After all of the math tests taken, and science labs performed, after all of the red marks on tests and after honors certificates are awarded, none of it really matters.

None of it, that is, except for that piece of music to which you are marching.

I remember that day when I was in your very shoes, walking single-file down the halls of Pickens Academy in 1986.

We were a bunch of 17- and 18-year-olds ready to take on the world.

We heard speeches from our classmates about remembering the past and looking forward to the future.

We heard words of wisdom from Abraham Lincoln, Albert Einstein and, yes it is true, Weird Al Yankovic.

Tears were shed and hugs given.

Then the band struck those initial chords and the class of 1986 marched out of the school cafeteria into an uncertain future.

Graduation was over. But the music wasn’t; neither was the marching.

And that is the important part — the music.

Listen for it. Identify it and march to it.

I don’t want it to seem like you have wasted 12 years sitting in the classroom listening to boring lectures from your teachers.

This is where the music started.

But it didn’t start with the quadratic equation or with chemical reactions. It didn’t begin with term papers or even in gym class.

No, the music started deep within — in your heart and in your soul.

With the care of your families, teachers and classmates, you have begun to recognize that symphony within. This is where “you” reside.

As you already know, too many people have their own pieces of music waiting for you. They want you to stand up straight, be a professional, wear the right clothes, be wealthy.

Nothing is wrong with any of these things — if that is who you are.

But for most of us, the music that is being piped in from the world around us drowns out the masterpiece that resides deep inside.

Listen for it and march to it.

But don’t pay attention to just one part of the orchestra.

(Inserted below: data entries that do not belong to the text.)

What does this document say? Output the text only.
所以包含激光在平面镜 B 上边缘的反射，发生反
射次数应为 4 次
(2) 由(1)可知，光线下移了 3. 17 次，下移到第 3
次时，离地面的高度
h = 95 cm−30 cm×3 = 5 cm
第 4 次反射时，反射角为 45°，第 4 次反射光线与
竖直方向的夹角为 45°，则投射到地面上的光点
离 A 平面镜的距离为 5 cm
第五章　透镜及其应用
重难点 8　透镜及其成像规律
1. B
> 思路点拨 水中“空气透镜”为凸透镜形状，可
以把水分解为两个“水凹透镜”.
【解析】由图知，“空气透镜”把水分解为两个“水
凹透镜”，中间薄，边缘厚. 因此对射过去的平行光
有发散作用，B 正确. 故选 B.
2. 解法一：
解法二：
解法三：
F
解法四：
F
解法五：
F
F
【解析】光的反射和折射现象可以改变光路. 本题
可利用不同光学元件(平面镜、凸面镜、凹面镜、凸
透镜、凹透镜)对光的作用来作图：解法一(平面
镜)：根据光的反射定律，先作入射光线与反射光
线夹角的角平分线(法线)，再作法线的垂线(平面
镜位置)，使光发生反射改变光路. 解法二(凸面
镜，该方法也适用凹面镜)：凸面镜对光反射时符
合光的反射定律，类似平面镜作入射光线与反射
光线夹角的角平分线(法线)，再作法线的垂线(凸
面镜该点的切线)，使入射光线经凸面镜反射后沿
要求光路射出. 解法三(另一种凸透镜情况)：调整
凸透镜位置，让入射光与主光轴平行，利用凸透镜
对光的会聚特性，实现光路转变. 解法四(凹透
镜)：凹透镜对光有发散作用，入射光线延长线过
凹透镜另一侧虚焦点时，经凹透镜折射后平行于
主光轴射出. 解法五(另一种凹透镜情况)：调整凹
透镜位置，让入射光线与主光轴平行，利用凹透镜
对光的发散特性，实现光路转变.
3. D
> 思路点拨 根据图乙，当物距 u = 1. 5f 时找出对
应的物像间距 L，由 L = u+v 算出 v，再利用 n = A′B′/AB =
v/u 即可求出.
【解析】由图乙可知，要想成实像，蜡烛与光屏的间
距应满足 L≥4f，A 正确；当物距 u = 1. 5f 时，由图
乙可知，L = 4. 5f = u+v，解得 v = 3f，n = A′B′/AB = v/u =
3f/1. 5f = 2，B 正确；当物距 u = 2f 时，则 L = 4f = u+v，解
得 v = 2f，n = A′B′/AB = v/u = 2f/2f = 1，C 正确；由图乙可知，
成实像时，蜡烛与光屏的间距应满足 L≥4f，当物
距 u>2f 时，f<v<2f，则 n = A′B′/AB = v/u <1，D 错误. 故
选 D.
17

Don’t be seduced by just the violins. Learn to love the clarinets, too.

Acknowledge the class clown, the artist, the thinker, the mathematician inside you. Learn to appreciate the whole piece of music, not just the parts.

I know this first hand. I listened to those around me who said, “You are smart. You don’t want to be an artist. Be a lawyer. Be an architect.”

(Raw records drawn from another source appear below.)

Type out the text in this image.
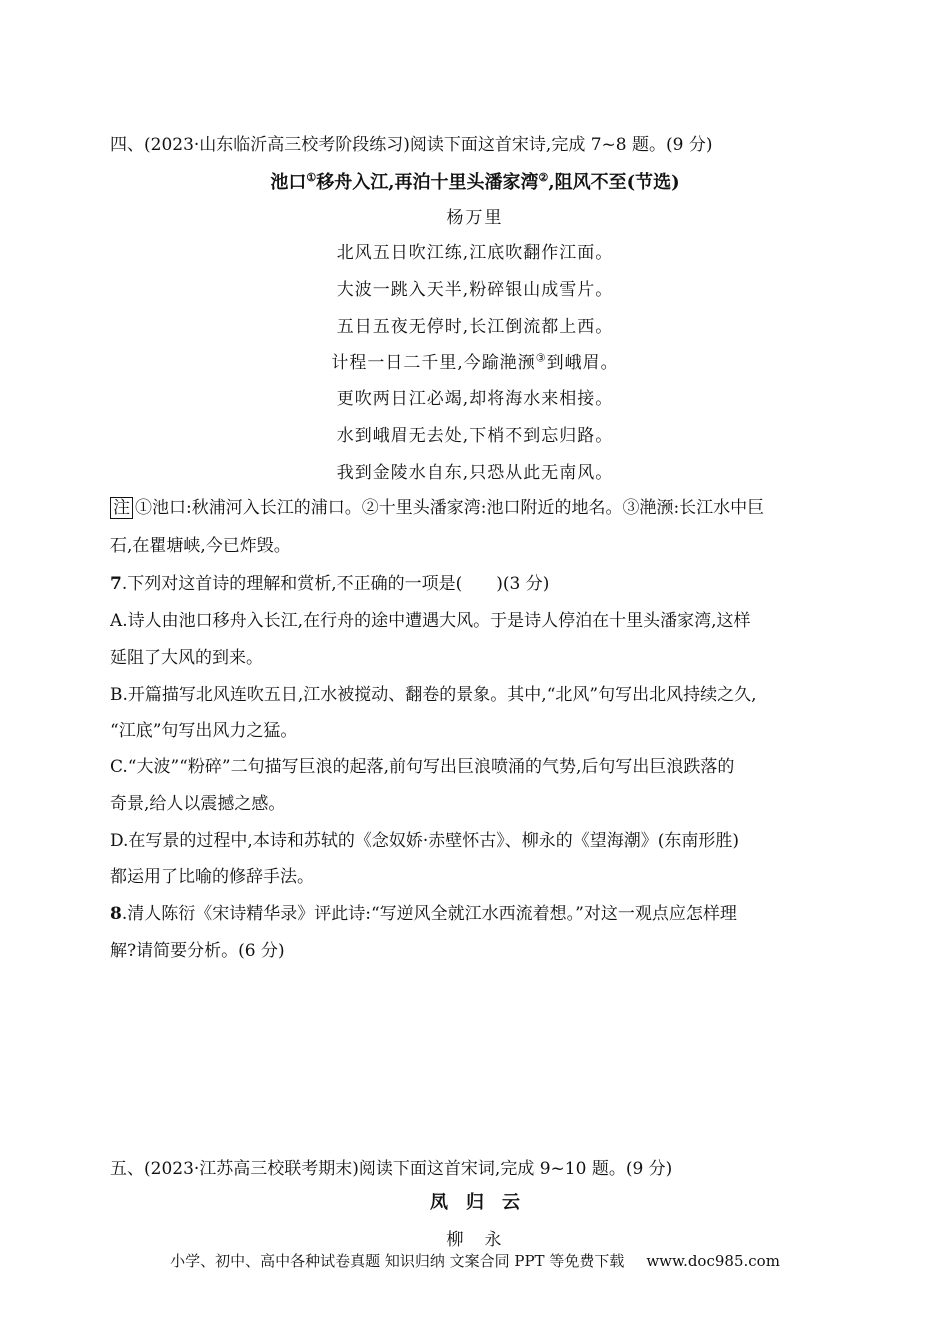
四、(2023·山东临沂高三校考阶段练习)阅读下面这首宋诗,完成 7~8 题。(9 分)
池口①移舟入江,再泊十里头潘家湾②,阻风不至(节选)
杨万里
北风五日吹江练,江底吹翻作江面。
大波一跳入天半,粉碎银山成雪片。
五日五夜无停时,长江倒流都上西。
计程一日二千里,今踰滟滪③到峨眉。
更吹两日江必竭,却将海水来相接。
水到峨眉无去处,下梢不到忘归路。
我到金陵水自东,只恐从此无南风。
注 ①池口:秋浦河入长江的浦口。②十里头潘家湾:池口附近的地名。③滟滪:长江水中巨
石,在瞿塘峡,今已炸毁。
7.下列对这首诗的理解和赏析,不正确的一项是(　　)(3 分)
A.诗人由池口移舟入长江,在行舟的途中遭遇大风。于是诗人停泊在十里头潘家湾,这样
延阻了大风的到来。
B.开篇描写北风连吹五日,江水被搅动、翻卷的景象。其中,“北风”句写出北风持续之久,
“江底”句写出风力之猛。
C.“大波”“粉碎”二句描写巨浪的起落,前句写出巨浪喷涌的气势,后句写出巨浪跌落的
奇景,给人以震撼之感。
D.在写景的过程中,本诗和苏轼的《念奴娇·赤壁怀古》、柳永的《望海潮》(东南形胜)
都运用了比喻的修辞手法。
8.清人陈衍《宋诗精华录》评此诗:“写逆风全就江水西流着想。”对这一观点应怎样理
解?请简要分析。(6 分)
五、(2023·江苏高三校联考期末)阅读下面这首宋词,完成 9~10 题。(9 分)
凤　归　云
柳　永
小学、初中、高中各种试卷真题 知识归纳 文案合同 PPT 等免费下载 www.doc985.com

So for 10 years, I marched to a composition that was not my own all the while hearing another piece of music — my music — in the background.

So I quit and started listening to my song instead of marching lockstep to everybody else’s tune. Nothing ever came from marching in someone else’s parade.

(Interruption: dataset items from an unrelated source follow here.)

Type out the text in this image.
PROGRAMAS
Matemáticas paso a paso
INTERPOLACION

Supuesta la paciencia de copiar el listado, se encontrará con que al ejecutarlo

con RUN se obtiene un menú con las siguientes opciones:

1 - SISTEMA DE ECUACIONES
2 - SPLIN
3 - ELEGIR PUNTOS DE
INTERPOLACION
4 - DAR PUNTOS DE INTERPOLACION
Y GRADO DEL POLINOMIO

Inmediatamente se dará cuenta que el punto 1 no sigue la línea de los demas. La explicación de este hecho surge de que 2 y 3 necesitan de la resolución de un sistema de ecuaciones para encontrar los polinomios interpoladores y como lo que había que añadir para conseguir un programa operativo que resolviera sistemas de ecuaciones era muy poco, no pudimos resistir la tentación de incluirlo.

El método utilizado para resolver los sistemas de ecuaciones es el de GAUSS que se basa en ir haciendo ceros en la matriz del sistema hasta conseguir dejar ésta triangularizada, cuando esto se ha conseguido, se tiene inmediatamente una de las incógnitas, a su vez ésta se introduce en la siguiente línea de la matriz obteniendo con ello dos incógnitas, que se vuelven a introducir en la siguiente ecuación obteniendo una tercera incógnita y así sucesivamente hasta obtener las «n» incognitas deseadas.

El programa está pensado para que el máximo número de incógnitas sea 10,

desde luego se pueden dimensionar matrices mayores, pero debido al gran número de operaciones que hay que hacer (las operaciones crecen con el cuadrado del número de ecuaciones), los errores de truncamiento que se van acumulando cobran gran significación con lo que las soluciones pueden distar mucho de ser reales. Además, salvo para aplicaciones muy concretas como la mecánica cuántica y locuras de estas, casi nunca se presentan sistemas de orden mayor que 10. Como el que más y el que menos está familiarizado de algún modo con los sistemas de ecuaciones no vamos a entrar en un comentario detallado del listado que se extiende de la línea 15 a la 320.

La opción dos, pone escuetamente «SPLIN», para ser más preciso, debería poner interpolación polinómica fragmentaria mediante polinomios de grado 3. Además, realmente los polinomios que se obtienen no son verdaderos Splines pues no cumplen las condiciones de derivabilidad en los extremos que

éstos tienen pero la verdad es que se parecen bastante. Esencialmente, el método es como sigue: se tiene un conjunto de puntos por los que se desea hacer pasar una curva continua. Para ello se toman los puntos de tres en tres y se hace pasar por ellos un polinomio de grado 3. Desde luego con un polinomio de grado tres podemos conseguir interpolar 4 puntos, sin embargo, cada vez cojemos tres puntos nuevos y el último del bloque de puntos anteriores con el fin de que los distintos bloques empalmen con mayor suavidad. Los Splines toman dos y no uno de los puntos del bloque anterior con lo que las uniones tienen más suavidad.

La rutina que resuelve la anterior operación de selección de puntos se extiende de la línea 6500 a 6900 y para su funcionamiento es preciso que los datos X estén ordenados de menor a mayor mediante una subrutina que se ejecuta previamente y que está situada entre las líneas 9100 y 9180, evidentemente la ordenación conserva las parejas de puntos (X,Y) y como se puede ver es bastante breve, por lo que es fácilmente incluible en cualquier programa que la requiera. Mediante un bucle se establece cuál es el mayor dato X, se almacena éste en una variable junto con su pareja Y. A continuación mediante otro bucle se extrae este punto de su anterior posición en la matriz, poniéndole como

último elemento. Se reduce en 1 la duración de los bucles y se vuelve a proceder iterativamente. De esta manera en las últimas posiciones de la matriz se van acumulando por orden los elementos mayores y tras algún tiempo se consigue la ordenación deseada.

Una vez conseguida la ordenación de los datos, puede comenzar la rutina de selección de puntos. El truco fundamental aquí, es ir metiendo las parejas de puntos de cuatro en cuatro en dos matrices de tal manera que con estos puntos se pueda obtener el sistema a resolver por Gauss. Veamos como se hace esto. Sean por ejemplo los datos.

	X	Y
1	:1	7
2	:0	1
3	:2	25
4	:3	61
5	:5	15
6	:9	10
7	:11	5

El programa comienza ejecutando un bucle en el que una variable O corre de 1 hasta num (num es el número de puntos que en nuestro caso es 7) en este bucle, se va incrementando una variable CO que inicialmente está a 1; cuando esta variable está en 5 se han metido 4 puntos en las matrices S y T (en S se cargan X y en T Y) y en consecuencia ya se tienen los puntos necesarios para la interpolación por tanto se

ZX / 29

Don’t be afraid to change, to acknowledge that you have been marching to the wrong piece all along.

The great thing is the symphony is never finished.

Be a photographer. Write for the newspaper. Do whatever that song inside tells you. And do it with abandon.

Remember, the music inside of you is as unique and wonderful as the fingerprints on your hand.

Most writers of graduation speeches ask that you listen to what they have to say, I ask that you listen to yourself and let that music inside be your guide.

Listen for it, recognize it, march to it and learn to love it.